EU Sanctions against Iran in Chronological Order
- Ban on dual-use technology (2010):
EU member states are prohibited from supplying Iran with dual-use items and technology, as well as other equipment that could potentially aid Iranian nuclear development, or be used to aid internal repression in Iran.
- Blacklisting of human rights violators (2011):
The EU blacklists a number of officials involved in Iranian human rights violations.
- SWIFT Cutoff (2012):
The European group SWIFT (Society for Worldwide International Financial Transfers) ended transactions with Iranian banks previously blacklisted by the EU.
- EU oil embargo and other measures (2012):
An EU oil embargo against Iran took effect.

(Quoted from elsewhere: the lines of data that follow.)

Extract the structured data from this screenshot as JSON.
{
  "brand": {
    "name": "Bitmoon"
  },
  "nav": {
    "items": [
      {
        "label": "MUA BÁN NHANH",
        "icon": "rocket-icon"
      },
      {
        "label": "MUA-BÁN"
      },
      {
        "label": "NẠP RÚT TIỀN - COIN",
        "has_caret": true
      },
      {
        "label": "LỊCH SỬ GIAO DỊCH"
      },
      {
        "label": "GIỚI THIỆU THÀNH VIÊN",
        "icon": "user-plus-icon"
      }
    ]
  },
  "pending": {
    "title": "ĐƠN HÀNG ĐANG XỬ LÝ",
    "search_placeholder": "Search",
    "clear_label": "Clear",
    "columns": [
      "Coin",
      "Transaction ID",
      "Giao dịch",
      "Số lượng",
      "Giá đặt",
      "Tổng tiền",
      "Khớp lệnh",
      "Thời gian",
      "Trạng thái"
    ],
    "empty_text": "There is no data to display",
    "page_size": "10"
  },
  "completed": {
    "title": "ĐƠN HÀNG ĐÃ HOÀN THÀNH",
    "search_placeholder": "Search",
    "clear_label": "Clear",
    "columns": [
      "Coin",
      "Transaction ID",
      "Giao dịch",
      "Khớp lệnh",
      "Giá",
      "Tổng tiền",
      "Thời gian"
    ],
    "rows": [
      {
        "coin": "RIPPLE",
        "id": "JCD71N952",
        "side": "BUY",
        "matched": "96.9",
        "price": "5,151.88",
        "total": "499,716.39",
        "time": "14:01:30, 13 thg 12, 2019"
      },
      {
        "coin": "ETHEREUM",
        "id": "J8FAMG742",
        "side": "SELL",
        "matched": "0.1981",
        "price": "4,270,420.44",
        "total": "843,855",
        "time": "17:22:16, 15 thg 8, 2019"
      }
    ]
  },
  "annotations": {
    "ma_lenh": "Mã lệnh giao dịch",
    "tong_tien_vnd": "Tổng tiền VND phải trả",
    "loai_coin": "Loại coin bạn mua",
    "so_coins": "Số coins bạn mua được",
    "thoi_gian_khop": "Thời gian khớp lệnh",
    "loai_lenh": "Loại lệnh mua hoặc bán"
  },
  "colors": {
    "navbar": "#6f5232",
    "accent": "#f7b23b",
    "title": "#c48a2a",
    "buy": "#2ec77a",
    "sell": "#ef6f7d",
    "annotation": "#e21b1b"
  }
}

In addition, the EU banned insurance for shipping oil from Iran, banned trade with Iran in precious metals, and froze the assets of Iran’s Central Bank and several other entities.
- Additional EU sanctions (2012):
The EU adopted a number of additional sanctions, including a ban on transactions between European and Iranian banks, a ban on natural gas imports, and a ban on exporting certain sensitive materials to Iran, including metals that could be used for WMD development, shipbuilding technology, and oil storage capabilities.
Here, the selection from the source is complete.